In the good old days, elections were fought on platforms, real platforms, made of planks, where candidates stood and made speeches and answered the voters’ questions. These were mostly variations on the same theme: tell me why I should vote for you. What was promised on these platforms became known as the candidate’s election platform: the ideas, policies and promises made to the electorate.
These days, we are getting used to other kinds of platforms in our elections: social media ones. On the face (Facebook) of it, this is a positive development. Citizens can now interact with candidates in real time, ask them questions and discuss issues one-on-one. It does make the candidates more accessible and, in some ways, is an improvement on the old wooden platforms, where you had to go along in person and listen to interminable speeches and impossible promises being made in all weathers.
But nothing is perfect, and we are still in the early days of this new format for democratic debate. Looking at the various Facebook pages that have been set up by some of the candidates in the municipal election, a few things become clear. In general, the people using these platforms are talking to their own supporters, rather than to the general public.
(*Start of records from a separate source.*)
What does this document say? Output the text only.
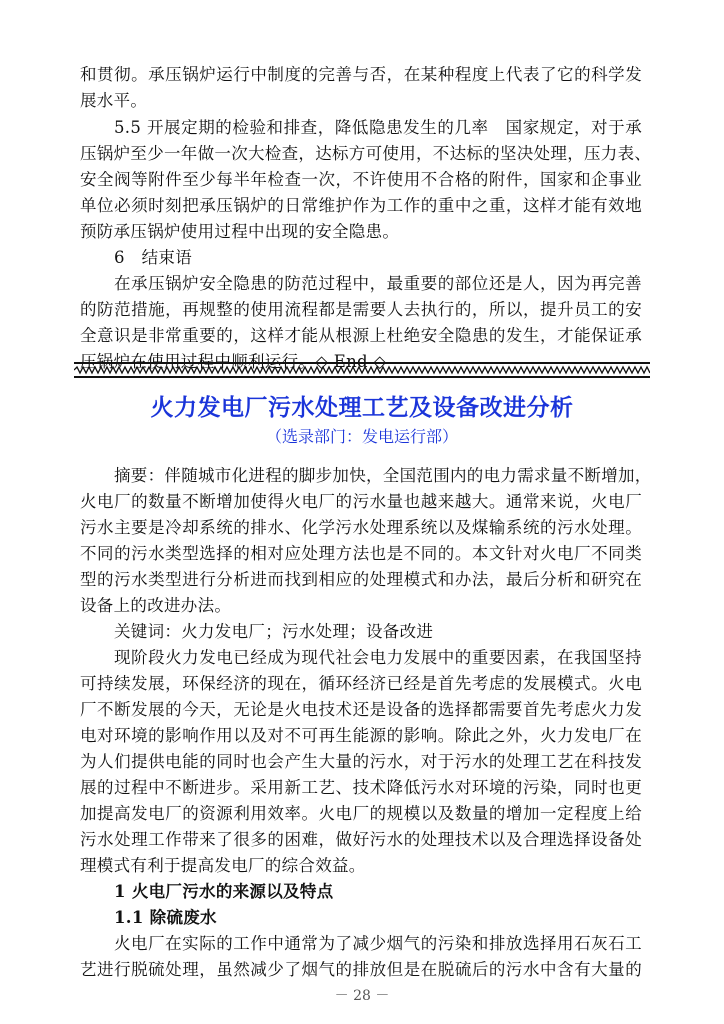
和贯彻。承压锅炉运行中制度的完善与否，在某种程度上代表了它的科学发
展水平。
5.5 开展定期的检验和排查，降低隐患发生的几率　国家规定，对于承
压锅炉至少一年做一次大检查，达标方可使用，不达标的坚决处理，压力表、
安全阀等附件至少每半年检查一次，不许使用不合格的附件，国家和企事业
单位必须时刻把承压锅炉的日常维护作为工作的重中之重，这样才能有效地
预防承压锅炉使用过程中出现的安全隐患。
6　结束语
在承压锅炉安全隐患的防范过程中，最重要的部位还是人，因为再完善
的防范措施，再规整的使用流程都是需要人去执行的，所以，提升员工的安
全意识是非常重要的，这样才能从根源上杜绝安全隐患的发生，才能保证承
压锅炉在使用过程中顺利运行。◇ End ◇
火力发电厂污水处理工艺及设备改进分析
（选录部门：发电运行部）
摘要：伴随城市化进程的脚步加快，全国范围内的电力需求量不断增加，
火电厂的数量不断增加使得火电厂的污水量也越来越大。通常来说，火电厂
污水主要是冷却系统的排水、化学污水处理系统以及煤输系统的污水处理。
不同的污水类型选择的相对应处理方法也是不同的。本文针对火电厂不同类
型的污水类型进行分析进而找到相应的处理模式和办法，最后分析和研究在
设备上的改进办法。
关键词：火力发电厂；污水处理；设备改进
现阶段火力发电已经成为现代社会电力发展中的重要因素，在我国坚持
可持续发展，环保经济的现在，循环经济已经是首先考虑的发展模式。火电
厂不断发展的今天，无论是火电技术还是设备的选择都需要首先考虑火力发
电对环境的影响作用以及对不可再生能源的影响。除此之外，火力发电厂在
为人们提供电能的同时也会产生大量的污水，对于污水的处理工艺在科技发
展的过程中不断进步。采用新工艺、技术降低污水对环境的污染，同时也更
加提高发电厂的资源利用效率。火电厂的规模以及数量的增加一定程度上给
污水处理工作带来了很多的困难，做好污水的处理技术以及合理选择设备处
理模式有利于提高发电厂的综合效益。
1 火电厂污水的来源以及特点
1.1 除硫废水
火电厂在实际的工作中通常为了减少烟气的污染和排放选择用石灰石工
艺进行脱硫处理，虽然减少了烟气的排放但是在脱硫后的污水中含有大量的
－ 28 －
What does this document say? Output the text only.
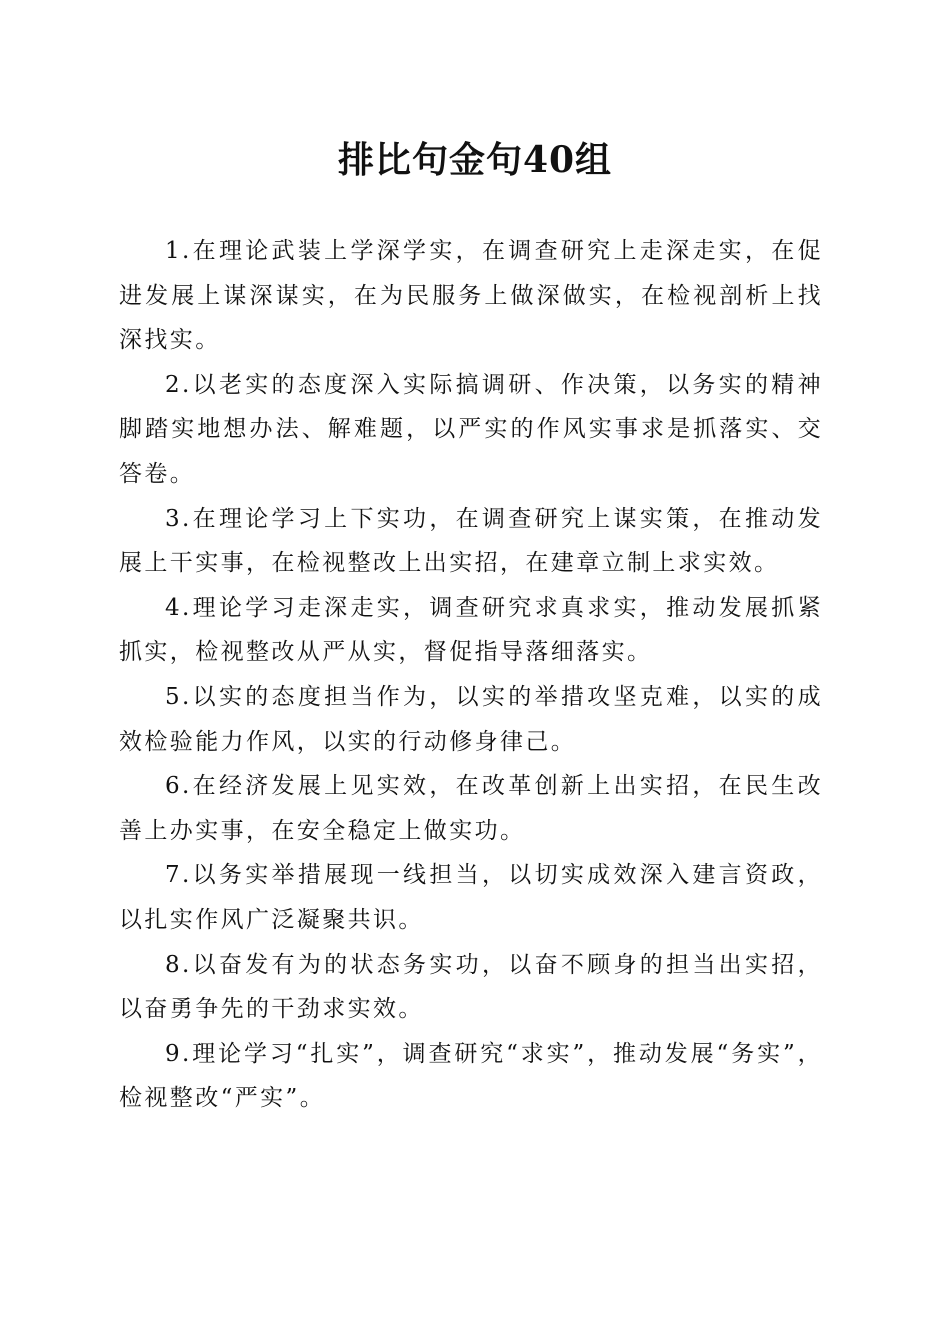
排比句金句40组

1.在理论武装上学深学实，在调查研究上走深走实，在促进发展上谋深谋实，在为民服务上做深做实，在检视剖析上找深找实。

2.以老实的态度深入实际搞调研、作决策，以务实的精神脚踏实地想办法、解难题，以严实的作风实事求是抓落实、交答卷。

3.在理论学习上下实功，在调查研究上谋实策，在推动发展上干实事，在检视整改上出实招，在建章立制上求实效。

4.理论学习走深走实，调查研究求真求实，推动发展抓紧抓实，检视整改从严从实，督促指导落细落实。

5.以实的态度担当作为，以实的举措攻坚克难，以实的成效检验能力作风，以实的行动修身律己。

6.在经济发展上见实效，在改革创新上出实招，在民生改善上办实事，在安全稳定上做实功。

7.以务实举措展现一线担当，以切实成效深入建言资政，以扎实作风广泛凝聚共识。

8.以奋发有为的状态务实功，以奋不顾身的担当出实招，以奋勇争先的干劲求实效。

9.理论学习“扎实”，调查研究“求实”，推动发展“务实”，检视整改“严实”。
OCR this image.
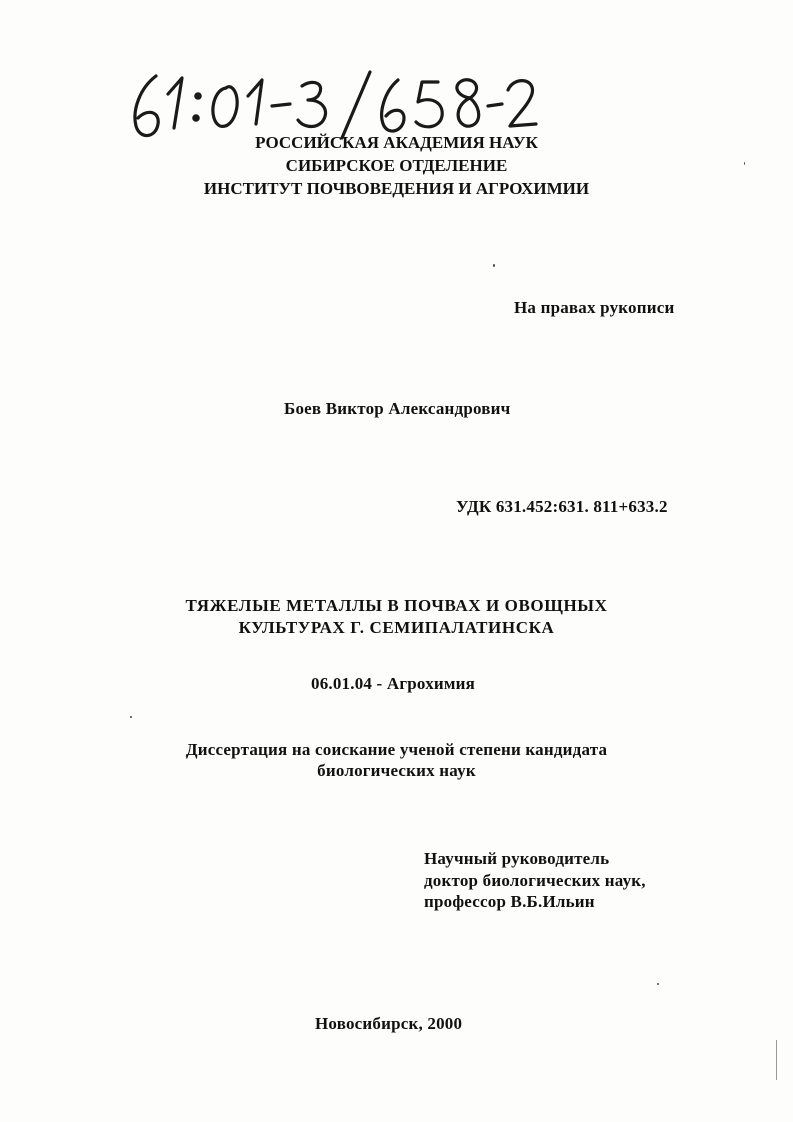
РОССИЙСКАЯ АКАДЕМИЯ НАУК
СИБИРСКОЕ ОТДЕЛЕНИЕ
ИНСТИТУТ ПОЧВОВЕДЕНИЯ И АГРОХИМИИ
На правах рукописи
Боев Виктор Александрович
УДК 631.452:631. 811+633.2
ТЯЖЕЛЫЕ МЕТАЛЛЫ В ПОЧВАХ И ОВОЩНЫХ
КУЛЬТУРАХ Г. СЕМИПАЛАТИНСКА
06.01.04 - Агрохимия
Диссертация на соискание ученой степени кандидата
биологических наук
Научный руководитель
доктор биологических наук,
профессор В.Б.Ильин
Новосибирск, 2000
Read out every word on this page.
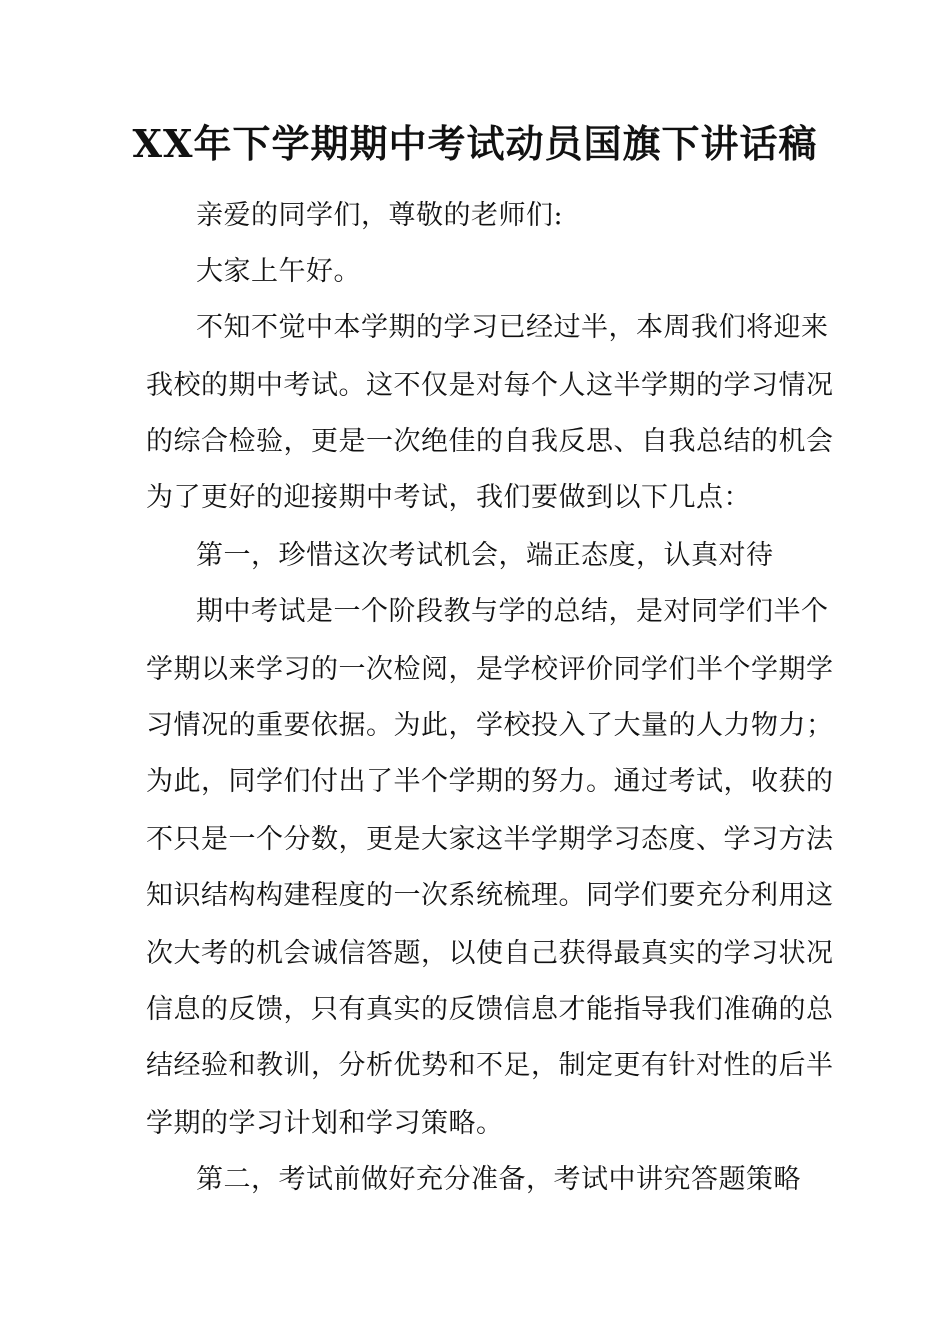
XX年下学期期中考试动员国旗下讲话稿
亲爱的同学们，尊敬的老师们:
大家上午好。
不知不觉中本学期的学习已经过半，本周我们将迎来
我校的期中考试。这不仅是对每个人这半学期的学习情况
的综合检验，更是一次绝佳的自我反思、自我总结的机会
为了更好的迎接期中考试，我们要做到以下几点：
第一，珍惜这次考试机会，端正态度，认真对待
期中考试是一个阶段教与学的总结，是对同学们半个
学期以来学习的一次检阅，是学校评价同学们半个学期学
习情况的重要依据。为此，学校投入了大量的人力物力；
为此，同学们付出了半个学期的努力。通过考试，收获的
不只是一个分数，更是大家这半学期学习态度、学习方法
知识结构构建程度的一次系统梳理。同学们要充分利用这
次大考的机会诚信答题，以使自己获得最真实的学习状况
信息的反馈，只有真实的反馈信息才能指导我们准确的总
结经验和教训，分析优势和不足，制定更有针对性的后半
学期的学习计划和学习策略。
第二，考试前做好充分准备，考试中讲究答题策略
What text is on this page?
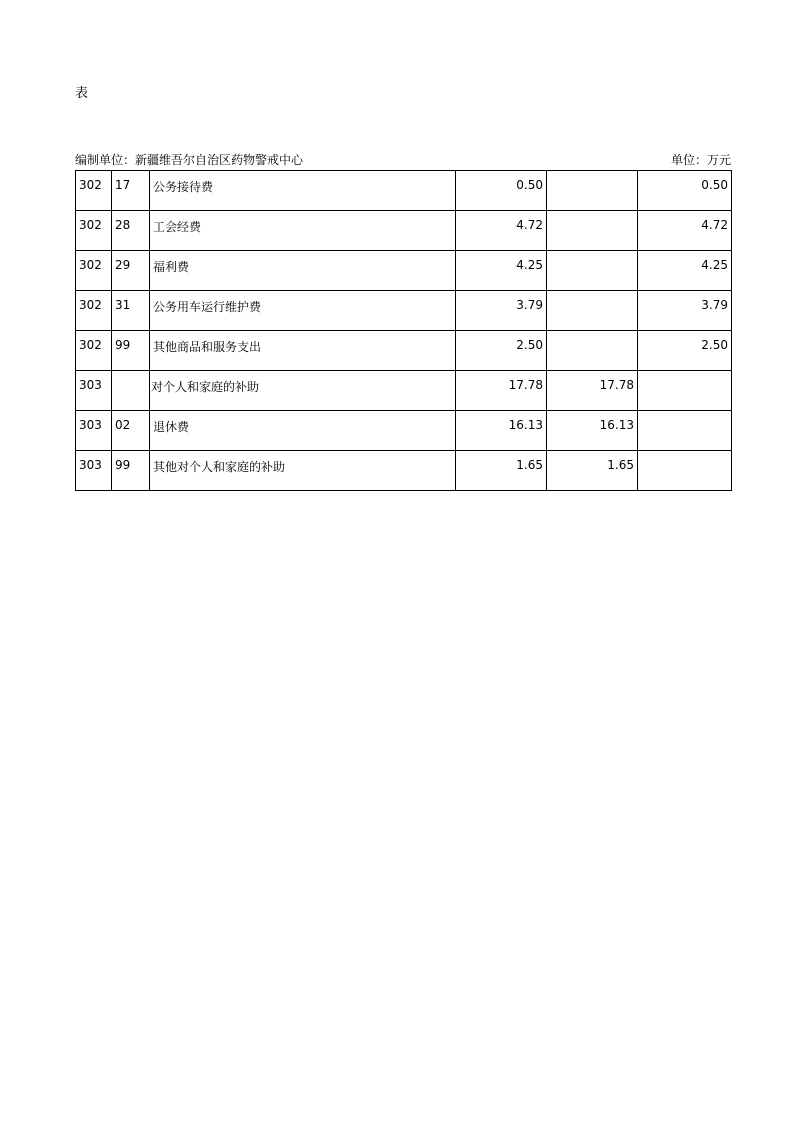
表
编制单位：新疆维吾尔自治区药物警戒中心	单位：万元
302	17	公务接待费	0.50		0.50
302	28	工会经费	4.72		4.72
302	29	福利费	4.25		4.25
302	31	公务用车运行维护费	3.79		3.79
302	99	其他商品和服务支出	2.50		2.50
303		对个人和家庭的补助	17.78	17.78	
303	02	退休费	16.13	16.13	
303	99	其他对个人和家庭的补助	1.65	1.65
This is, perhaps, because the general public don’t know these pages are there; or because they just don’t like Facebook.
But I notice the same names turning up all the time, and that makes me wonder about the usefulness of the social media platforms in this situation. Facebook and Twitter have become popular ways for people to communicate with each other, and at least one politician seems to use Twitter almost exclusively to communicate with the world outside his head. At the same time, more and more people are turning off social media. A recent article in the Guardian newspaper in the U.K. indicates that there is an increase in personal peace of mind when these platforms are turned off.
This seems a shame, because social media seems to be perfectly designed for democratic debate. No intermediaries, no need to attend a particular place at a particular time, and no reliance on organisers to provide opportunity for questions. Perhaps, in time, this will become more and more central to our electoral process. But, for now, it seems only to cater to those already talking about things, usually to each other. On the other hand, and this may be the most important thing in the end, those using Facebook and Twitter to communicate with candidates and other voters are probably more likely to be the ones who actually vote.
When only 40% of residents actually vote in municipal elections, then the few who are active on-line are probably among that percentage. And, given the opportunity to vote on-line (their natural environment), their impact on the election results could be disproportionate to their numbers.
That number – 40% – is worrying for anyone who cares about our community. Municipal government may not be the most high-profile level, but it is the one that has the most immediate impact on the day-to-day lives of the people in any community. It is at the municipal level that issues like roads, recycling, development, and the many, many bylaws that govern so much of the character of the community are discussed and decided.
Municipal government is the most accessible: members of Council are available every day, at least in theory, if you need to talk about things. Council meetings may be too choreographed and are often just performances in a theatre, but they are performances you can watch, live or at home.
Basically, anything that puts citizens in a position to be informed about what’s happening in their neighbourhood and community, anything that provides them with information and context in order to vote effectively for their public representative, has to be a good thing. Platforms of all kinds need to be used and taken advantage of, so that we can make informed decisions about who will sit on council for the next four years. The various Facebook sites are there to be referenced. And there will be a number of opportunities for the old-fashioned platforms too: all-candidate meetings are being arranged in various places over the coming weeks. Details can be found in the Times.
Whatever platform suits you, make use of it. Get to know these twelve people who are asking for your vote for council, and those who are running for School Board Trustee. If they appear on your doorstep, take the time to hear them out, and ask them serious questions too. This is their job interview: make them convince you that they deserve the gig.
It is not enough to vote based on name recognition: knowing their name does not automatically make them a good candidate for the job. Don’t be fooled by their promises either. There is almost no likelihood that taxes will go down (we’re already too close to being broke), and it is far more important to find people who will know how to use the taxes we pay in the most efficient and cost-effective way. This democracy thing is not easy, but this is our time, as residents, to put in the work and the thinking. Otherwise, we’ve no right to complain afterwards – and they won’t listen to you then, anyway!